BOLESŁAWIEC, Poland - U.S. Army Soldiers with 3rd Infantry Division based out of Fort Stewart, Georgia, are leaning into readiness during their current deployment to Europe as the winter season approaches. To ensure readiness, Task Force Marne Soldiers stationed throughout Poland and the Baltic States, where average winter temperatures drop below freezing, in stark contrast to Georgia’s 50-60 degree days, are preparing for the imminent cold-weather conditions by embracing winterization practices.
Winterization processes include equipping Soldiers with cold-weather clothing and fitting vehicles and equipment to operate safely and efficiently, taking into account the type of terrain in the area and weather pattern frequency.
Cold-weather preparations are drawn from hard lessons-learned across various battlefields from the Revolutionary War to the War in Afghanistan. For 3rd Infantry Division, winterization practices are essential to continuing training safely and effectively alongside other U.S. and multinational troops throughout the area of operations, despite mother nature’s extreme challenges.
Maj. Samuel Pearce, division engineer with Headquarters and Headquarters Battalion, 3rd Infantry Division, spoke to the deliberative planning needed to ensure that tasks are completed thoroughly.
“Winterization is the practice of mitigating environmental effects in order to enable safe and healthy work environments for our Soldiers to complete their missions and daily operations,” Pearce said. “You have to start multiple months prior to the temperature dropping and the environmental effects coming in because a lot of times, you need to make coordination for either snow removal, or you need to purchase chains for tires.”
Those unfamiliar with winterization can find themselves susceptible to injuries which removes them from the mission and causes mission delays, Pearce added.
Sgt. Rolky Paul, a medic with HHB, 3rd Division Artillery (DIVARTY), instructed a class how to properly layer winter clothing to stay warm against the elements. Issued gear includes the Extended Cold Weather Clothing System (ECWCS), which can prevent injuries like frostbite and trench foot while maintaining stable core temperatures.
“We learned how to properly dress so we can make that gear as beneficial as possible to keep you warm," said SSG Craig Woody with 3rd Infantry Division Headquarters Support Company. “There’s ways to put on the gear to keep you warm more efficiently.”
“Soldiers need to acclimate to a new operational environment significantly different from the generally warm and humid weather experienced during garrison and field training at home station,” Cpt. Sean Ballesteros-Perez, the 3rd Infantry Division HHB Battery Commander, said. “We expect to continue and improve our equipment readiness as 3ID DIVARTY operates in a winter operational environment.”

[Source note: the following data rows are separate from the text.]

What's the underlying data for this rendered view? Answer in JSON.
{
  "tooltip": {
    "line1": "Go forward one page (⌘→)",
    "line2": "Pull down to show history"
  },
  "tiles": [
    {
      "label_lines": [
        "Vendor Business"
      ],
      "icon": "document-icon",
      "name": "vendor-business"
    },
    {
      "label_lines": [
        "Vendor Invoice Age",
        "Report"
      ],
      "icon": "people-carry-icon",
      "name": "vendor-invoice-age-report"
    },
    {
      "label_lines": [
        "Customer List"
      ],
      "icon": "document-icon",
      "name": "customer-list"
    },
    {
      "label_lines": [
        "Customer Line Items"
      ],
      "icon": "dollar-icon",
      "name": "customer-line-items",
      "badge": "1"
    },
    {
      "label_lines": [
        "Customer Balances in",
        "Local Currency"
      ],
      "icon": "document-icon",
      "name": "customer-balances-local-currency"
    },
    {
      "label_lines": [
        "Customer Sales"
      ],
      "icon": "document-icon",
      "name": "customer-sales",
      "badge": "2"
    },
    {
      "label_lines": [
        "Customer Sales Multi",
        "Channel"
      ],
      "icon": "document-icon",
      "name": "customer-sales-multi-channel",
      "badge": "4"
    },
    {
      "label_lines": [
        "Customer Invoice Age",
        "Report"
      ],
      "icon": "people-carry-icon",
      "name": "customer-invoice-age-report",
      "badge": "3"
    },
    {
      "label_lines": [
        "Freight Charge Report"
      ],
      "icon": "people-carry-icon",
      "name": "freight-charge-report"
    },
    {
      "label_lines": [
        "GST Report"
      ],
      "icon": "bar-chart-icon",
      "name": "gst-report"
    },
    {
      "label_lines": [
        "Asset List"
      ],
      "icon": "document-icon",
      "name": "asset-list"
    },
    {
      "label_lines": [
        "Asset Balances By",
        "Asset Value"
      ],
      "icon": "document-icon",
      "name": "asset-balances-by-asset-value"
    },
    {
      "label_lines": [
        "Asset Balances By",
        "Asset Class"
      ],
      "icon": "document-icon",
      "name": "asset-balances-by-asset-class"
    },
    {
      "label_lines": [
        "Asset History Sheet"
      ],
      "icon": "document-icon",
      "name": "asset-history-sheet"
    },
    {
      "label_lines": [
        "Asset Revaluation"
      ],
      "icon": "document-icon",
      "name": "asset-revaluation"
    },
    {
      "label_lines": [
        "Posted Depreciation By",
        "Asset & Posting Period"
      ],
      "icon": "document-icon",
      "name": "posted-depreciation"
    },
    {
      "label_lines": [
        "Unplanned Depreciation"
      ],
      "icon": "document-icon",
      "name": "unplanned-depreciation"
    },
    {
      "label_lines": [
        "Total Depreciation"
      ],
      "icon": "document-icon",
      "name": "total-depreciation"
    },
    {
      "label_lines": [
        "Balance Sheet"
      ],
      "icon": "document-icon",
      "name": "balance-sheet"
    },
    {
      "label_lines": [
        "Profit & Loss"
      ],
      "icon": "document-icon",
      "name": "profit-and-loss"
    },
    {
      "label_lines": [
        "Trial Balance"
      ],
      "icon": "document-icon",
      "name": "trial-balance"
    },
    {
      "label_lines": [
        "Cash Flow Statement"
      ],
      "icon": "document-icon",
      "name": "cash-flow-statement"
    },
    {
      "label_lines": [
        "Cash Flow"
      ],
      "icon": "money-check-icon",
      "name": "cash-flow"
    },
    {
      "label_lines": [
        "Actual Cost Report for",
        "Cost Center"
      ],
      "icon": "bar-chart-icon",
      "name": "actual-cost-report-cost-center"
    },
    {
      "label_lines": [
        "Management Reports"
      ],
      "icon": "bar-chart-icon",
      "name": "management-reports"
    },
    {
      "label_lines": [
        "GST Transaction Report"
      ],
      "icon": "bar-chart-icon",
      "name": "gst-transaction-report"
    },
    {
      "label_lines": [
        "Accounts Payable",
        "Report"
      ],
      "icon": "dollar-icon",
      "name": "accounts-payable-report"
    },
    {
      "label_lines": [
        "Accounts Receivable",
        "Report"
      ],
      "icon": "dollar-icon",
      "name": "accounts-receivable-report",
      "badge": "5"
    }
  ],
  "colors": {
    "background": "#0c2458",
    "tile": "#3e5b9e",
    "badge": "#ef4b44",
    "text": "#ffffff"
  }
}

Winterization training for 3rd DIVARTY, currently in Latvia, will focus on equipment maintenance, as well as individual readiness, as Soldiers face harsh weather during the coming winter months.
Cold-weather maintenance training focuses on how to properly service various vehicles and generators. Equipment features such as fuel, petroleum, oil and lubricants are given attention since these are affected due to cold weather. These measures ensure that the equipment is working appropriately and any serious issues can be detected in a timely manner.